Pour peu que vous présentiez le bon profil et que votre dossier soit solide, nul doute que les différentes banques auprès desquelles vous solliciterez un prêt immobilier pour financer votre investissement locatif chercheront à vous séduire. En les mettant en concurrence entre elles et en comparant les offres de crédit qui vous seront faites, vous optimiserez considérablement vos chances de bénéficier d’un taux intéressant. Et pourrez économiser au passage quelques milliers d’euros. Plutôt que de démarcher les banques vous-même (ce qui prend du temps), vous pouvez faire appel à un courtier. En effet, parce qu’ils ont passé des accords avec des banques et traitent un volume important de prêts, les courtiers disposent des leviers nécessaires pour négocier des taux compétitifs dont leurs clients n’auraient pas pu profiter en agissant seuls. À titre d’exemple, en 2016, la décote pouvant être obtenue par un courtier sur le taux de crédit pouvait avoisiner 0,4 %.

Bon à savoir

Bien qu’ils soient assortis de taux très avantageux, les prêts dits « aidés » (PTZ, prêt Action Logement, etc.) ne s’appliquent qu’à l’acquisition de sa résidence principale. Les investissements locatifs ne sont donc pas éligibles à ces dispositifs. Dans le cas du PTZ, une mise en location ne sera exceptionnellement possible, dans un délai de six ans à compter de la date de versement du prêt, que si l’une des conditions suivantes venait à survenir : mutation professionnelle, décès, divorce, dissolution de PACS, chômage, invalidité.

3. Négociez la suppression des pénalités de remboursement anticipé

Décrocher un taux avantageux pour votre prêt immobilier, c’est bien.
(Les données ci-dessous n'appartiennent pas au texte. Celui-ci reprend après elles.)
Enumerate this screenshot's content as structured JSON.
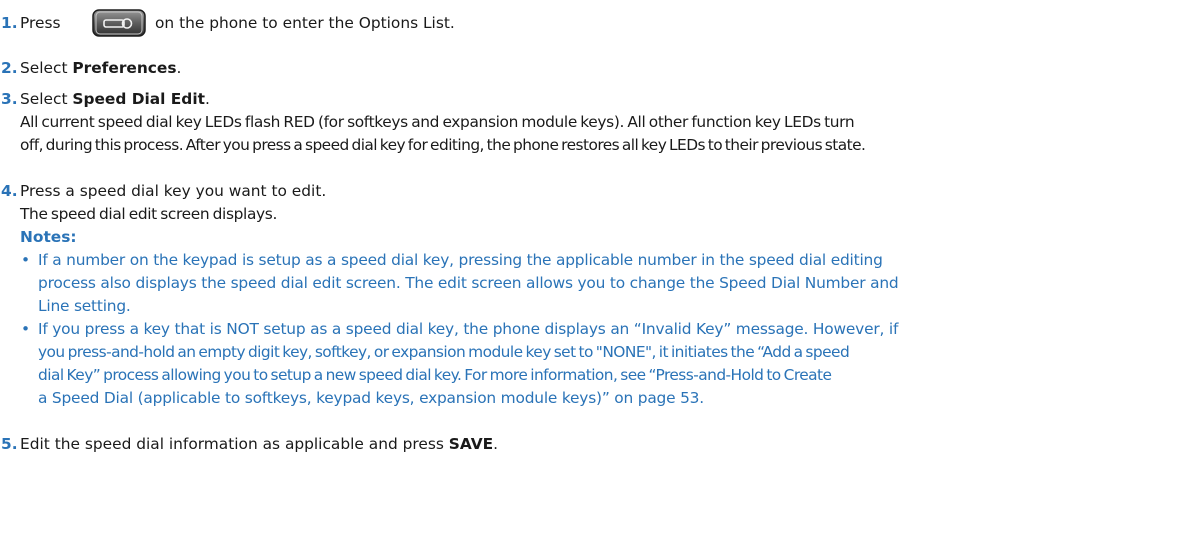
{
  "steps": [
    {
      "number": "1.",
      "parts": {
        "pre": "Press",
        "post": "on the phone to enter the Options List."
      }
    },
    {
      "number": "2.",
      "parts": {
        "pre": "Select ",
        "bold": "Preferences",
        "post": "."
      }
    },
    {
      "number": "3.",
      "parts": {
        "pre": "Select ",
        "bold": "Speed Dial Edit",
        "post": "."
      },
      "body": [
        "All current speed dial key LEDs flash RED (for softkeys and expansion module keys). All other function key LEDs turn",
        "off, during this process. After you press a speed dial key for editing, the phone restores all key LEDs to their previous state."
      ]
    },
    {
      "number": "4.",
      "parts": {
        "pre": "Press a speed dial key you want to edit."
      },
      "body": [
        "The speed dial edit screen displays."
      ],
      "notes_heading": "Notes:",
      "notes": [
        {
          "lines": [
            "If a number on the keypad is setup as a speed dial key, pressing the applicable number in the speed dial editing",
            "process also displays the speed dial edit screen. The edit screen allows you to change the Speed Dial Number and",
            "Line setting."
          ]
        },
        {
          "lines": [
            "If you press a key that is NOT setup as a speed dial key, the phone displays an “Invalid Key” message. However, if",
            "you press-and-hold an empty digit key, softkey, or expansion module key set to \"NONE\", it initiates the “Add a speed",
            "dial Key” process allowing you to setup a new speed dial key. For more information, see "
          ],
          "link_line3": "“Press-and-Hold to Create",
          "link_line4": "a Speed Dial (applicable to softkeys, keypad keys, expansion module keys)” on page 53",
          "end": "."
        }
      ]
    },
    {
      "number": "5.",
      "parts": {
        "pre": "Edit the speed dial information as applicable and press ",
        "bold": "SAVE",
        "post": "."
      }
    }
  ],
  "icons": {
    "options_key": "options-key-icon"
  },
  "colors": {
    "accent": "#2a73b7",
    "text": "#1a1a1a"
  }
}
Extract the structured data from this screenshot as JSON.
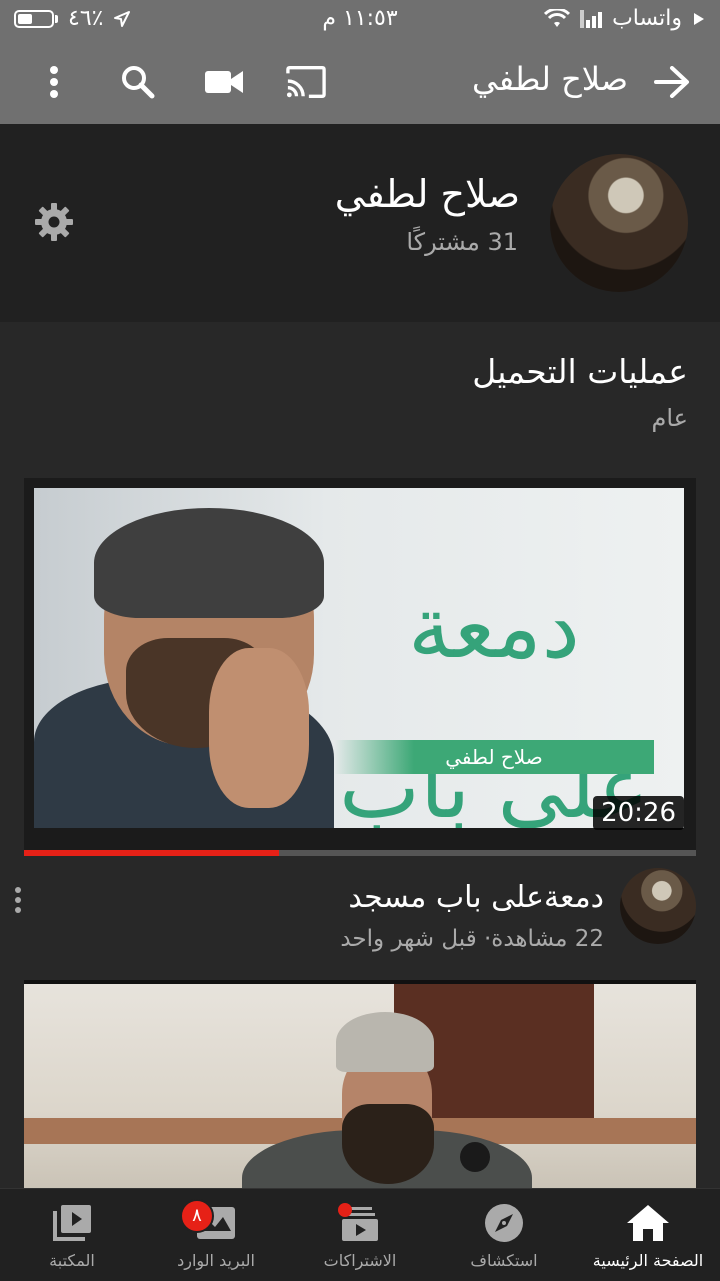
{
  "status_bar": {
    "battery": "٤٦٪",
    "time": "١١:٥٣ م",
    "back_app": "واتساب"
  },
  "app_bar": {
    "title": "صلاح لطفي",
    "icons": [
      "back-arrow-icon",
      "cast-icon",
      "video-camera-icon",
      "search-icon",
      "more-vert-icon"
    ]
  },
  "channel": {
    "name": "صلاح لطفي",
    "subscribers": "31 مشتركًا"
  },
  "section": {
    "title": "عمليات التحميل",
    "subtitle": "عام"
  },
  "featured_video": {
    "thumb_title": "دمعة على باب مسجد",
    "thumb_band": "صلاح لطفي",
    "duration": "20:26",
    "watched_fraction": 0.38,
    "title": "دمعةعلى باب مسجد",
    "meta": "22 مشاهدة· قبل شهر واحد"
  },
  "bottom_nav": {
    "items": [
      {
        "label": "الصفحة الرئيسية",
        "icon": "home-icon",
        "active": true
      },
      {
        "label": "استكشاف",
        "icon": "explore-icon"
      },
      {
        "label": "الاشتراكات",
        "icon": "subscriptions-icon"
      },
      {
        "label": "البريد الوارد",
        "icon": "inbox-icon",
        "badge": "٨"
      },
      {
        "label": "المكتبة",
        "icon": "library-icon"
      }
    ]
  },
  "colors": {
    "accent_red": "#e62117",
    "app_bar": "#707070",
    "background": "#282828"
  }
}
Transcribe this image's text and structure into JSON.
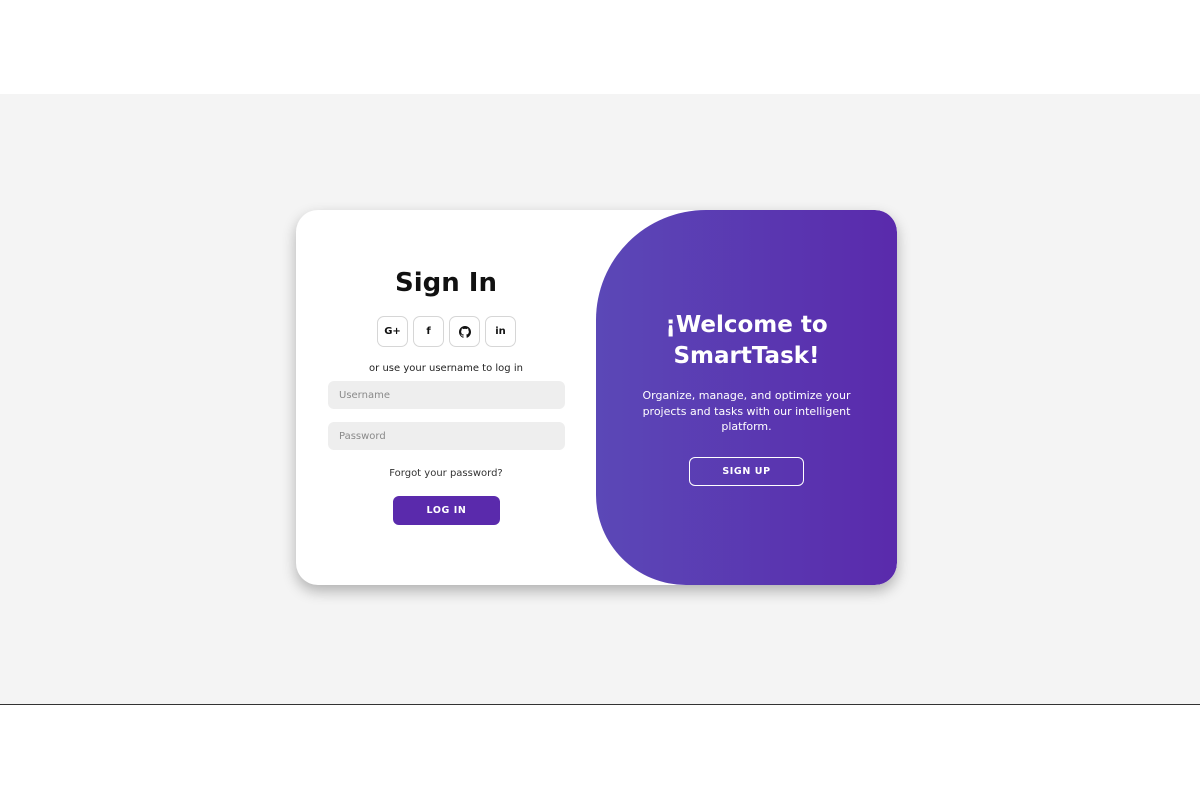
{
  "signin": {
    "title": "Sign In",
    "socials": [
      {
        "icon": "google-plus-icon",
        "label": "G+"
      },
      {
        "icon": "facebook-icon",
        "label": "f"
      },
      {
        "icon": "github-icon",
        "label": ""
      },
      {
        "icon": "linkedin-icon",
        "label": "in"
      }
    ],
    "hint": "or use your username to log in",
    "username_placeholder": "Username",
    "password_placeholder": "Password",
    "forgot": "Forgot your password?",
    "login_label": "LOG IN"
  },
  "welcome": {
    "title": "¡Welcome to SmartTask!",
    "description": "Organize, manage, and optimize your projects and tasks with our intelligent platform.",
    "signup_label": "SIGN UP"
  },
  "colors": {
    "accent": "#5a2aac",
    "panel_gradient_start": "#5b48b7",
    "panel_gradient_end": "#5a2aac",
    "page_background": "#f4f4f4"
  }
}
Mais obtenir que les frais de remboursement anticipé soient effacés, c’est mieux ! Et pour cause, dans certains cas, ces pénalités peuvent représenter jusqu’à 3 % du capital restant dû ! À défaut de parvenir à convaincre l’établissement bancaire qui financera votre investissement locatif de supprimer ces frais de remboursement anticipé, tâchez d’obtenir qu’ils soient annulés au bout de cinq années de remboursement.

4. Jouez la carte de la délégation d’assurance de prêt

Selon l’âge que vous avez, il peut être opportun de souscrire votre assurance « décès-invalidité » auprès d’un assureur indépendant plutôt qu’auprès de votre banque. Et pour cause, les assurances « groupe » que proposent les banques ne prennent pas en compte l’âge des emprunteurs. Or plus vous êtes jeunes, moins la somme que vous devrez payer sera élevée. Alors qu’à l’inverse, passé 40 ans, les tarifs augmentent… Pour vous donner un ordre d’idée, en optant pour une délégation d’assurance « sur-mesure », un emprunteur pourra faire jusqu’à 15 000 € d’économies.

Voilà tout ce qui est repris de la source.